Winter has passed by and I’m still settling into my new life in England. I did some sketches as I could, being tired from unpacking, cleaning or just being overwhelmed in general. But happily I can see my sketching has increased as the months slip by and I will share all that in further posts to catch up.
Waiting at Gate 12, Buffalo International Airport…the big day way back in December!
Today I’m posting sketches I did way back in December and January. The one above I did while waiting in the Buffalo International Airport, Gate 12, for my flight to the UK. I like the way it came out, a person sitting ‘almost’ in silhouette in front of the huge windows. It definitely helped to pass the time and calm my nervous excitement.
Ink sketch of a very old Hawthorn in a farmers hedgerow.
After I settled in I started walking in the mornings, mostly on my favorite lane above the village. Just like at ‘home’ in New York, sketching in winter I mostly use very small pocket sketchbooks. It’s just too cold to stand around freezing my fingers off, so I just do smaller quicker sketches; the most important thing is just to keep sketching.
The drawing above is actually tiny, done at the top of the page, but I like how it came out. It’s done with a brown Faber-Castell ink pen; I love using these pens. It’s a twisted little hawthorn along a sheep field, very exposed to the winds at the top of a ridge. I like it’s character because it reminds me of a bonsai tree. Some of the little trees you see hedges made of are actually very old trees that are trimmed all the time.

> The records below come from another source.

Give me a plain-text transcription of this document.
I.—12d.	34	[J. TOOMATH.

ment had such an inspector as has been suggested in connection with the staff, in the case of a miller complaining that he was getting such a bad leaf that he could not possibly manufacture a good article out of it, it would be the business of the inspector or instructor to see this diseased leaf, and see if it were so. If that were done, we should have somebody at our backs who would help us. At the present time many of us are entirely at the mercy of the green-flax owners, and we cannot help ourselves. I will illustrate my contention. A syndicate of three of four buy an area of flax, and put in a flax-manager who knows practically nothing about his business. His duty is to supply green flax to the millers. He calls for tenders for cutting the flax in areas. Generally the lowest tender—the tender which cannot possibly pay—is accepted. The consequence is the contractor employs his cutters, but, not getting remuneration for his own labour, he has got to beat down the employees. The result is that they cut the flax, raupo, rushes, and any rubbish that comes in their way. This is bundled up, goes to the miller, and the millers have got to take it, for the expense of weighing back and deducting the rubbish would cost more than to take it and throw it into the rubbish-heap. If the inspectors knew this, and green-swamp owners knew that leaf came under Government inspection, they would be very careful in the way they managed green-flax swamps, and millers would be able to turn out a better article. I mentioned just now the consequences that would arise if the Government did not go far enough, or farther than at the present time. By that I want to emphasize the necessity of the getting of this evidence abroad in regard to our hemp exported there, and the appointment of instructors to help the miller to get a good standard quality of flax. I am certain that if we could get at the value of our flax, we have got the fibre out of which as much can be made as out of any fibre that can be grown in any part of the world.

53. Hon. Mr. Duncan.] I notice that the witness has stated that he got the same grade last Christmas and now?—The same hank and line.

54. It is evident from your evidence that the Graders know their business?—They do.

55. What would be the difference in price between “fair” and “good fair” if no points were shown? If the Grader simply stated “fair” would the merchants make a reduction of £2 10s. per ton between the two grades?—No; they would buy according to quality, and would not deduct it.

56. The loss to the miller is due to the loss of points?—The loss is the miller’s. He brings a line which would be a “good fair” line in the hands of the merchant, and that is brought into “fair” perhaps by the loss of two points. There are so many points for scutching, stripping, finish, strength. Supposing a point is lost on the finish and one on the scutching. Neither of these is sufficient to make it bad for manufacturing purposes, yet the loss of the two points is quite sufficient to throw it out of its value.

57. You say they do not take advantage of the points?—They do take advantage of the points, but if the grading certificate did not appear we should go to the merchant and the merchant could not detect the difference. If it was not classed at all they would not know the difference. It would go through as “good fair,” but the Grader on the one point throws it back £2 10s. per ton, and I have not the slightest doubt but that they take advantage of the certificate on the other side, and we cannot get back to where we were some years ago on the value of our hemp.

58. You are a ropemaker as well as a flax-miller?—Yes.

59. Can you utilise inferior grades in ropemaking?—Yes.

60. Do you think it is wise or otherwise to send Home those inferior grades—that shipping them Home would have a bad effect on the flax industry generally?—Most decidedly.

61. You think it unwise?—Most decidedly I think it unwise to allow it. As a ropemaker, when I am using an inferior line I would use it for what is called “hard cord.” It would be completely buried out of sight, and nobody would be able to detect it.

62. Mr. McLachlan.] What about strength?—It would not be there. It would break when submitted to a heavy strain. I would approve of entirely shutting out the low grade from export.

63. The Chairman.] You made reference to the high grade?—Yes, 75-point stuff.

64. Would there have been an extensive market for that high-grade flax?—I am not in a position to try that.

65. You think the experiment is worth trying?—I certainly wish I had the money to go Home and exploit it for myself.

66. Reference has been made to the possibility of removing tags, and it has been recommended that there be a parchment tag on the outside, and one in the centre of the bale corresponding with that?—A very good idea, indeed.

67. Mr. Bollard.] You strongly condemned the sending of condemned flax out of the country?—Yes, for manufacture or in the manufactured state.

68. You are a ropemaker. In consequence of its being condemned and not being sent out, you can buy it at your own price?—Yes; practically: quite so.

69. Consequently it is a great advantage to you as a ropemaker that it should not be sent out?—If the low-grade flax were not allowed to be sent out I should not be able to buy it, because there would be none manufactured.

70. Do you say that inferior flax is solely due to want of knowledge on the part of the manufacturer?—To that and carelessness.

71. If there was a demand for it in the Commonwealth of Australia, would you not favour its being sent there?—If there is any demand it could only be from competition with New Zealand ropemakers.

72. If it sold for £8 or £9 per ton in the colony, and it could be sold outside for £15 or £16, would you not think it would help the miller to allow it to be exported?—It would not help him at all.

“Tree on Upper Lane”, a rough sketch on a very cold day, using water soluble pencils that I haven’t wet yet!
This sketch was done very quickly because it was so darn cold! I love walking on this one lane that goes out of our village because it’s lined with ancient trees and gorgeous views of distant hills and fields. I did it using water soluble pencil but wanted to scan it before I wet it. When you wet them they can get very dark and intense…it still waits for me to wet it with my brushes and mess around.
This is one of the small sketchbooks I designed.
This is one of the small sketchbooks I designed, it’s great for winter sketches because it’s small. I made a pen holder out of duct tape and attached it to the back cover. I have another one that’s even smaller that I used at home a lot too, just loved sticking it in my barn coat pocket when I went walking.
Small watercolor done while sitting along the bank of Edlingham Burn, on a very cold day in January.
January 7, 2015 – I walked down to Edlingham Burn (small river) and found a mossy rock to sit upon with this lovely view. Well maybe it’s hard to imagine from such a small sketch, but it was a view of the burn and moss covered trees everywhere, just lovely!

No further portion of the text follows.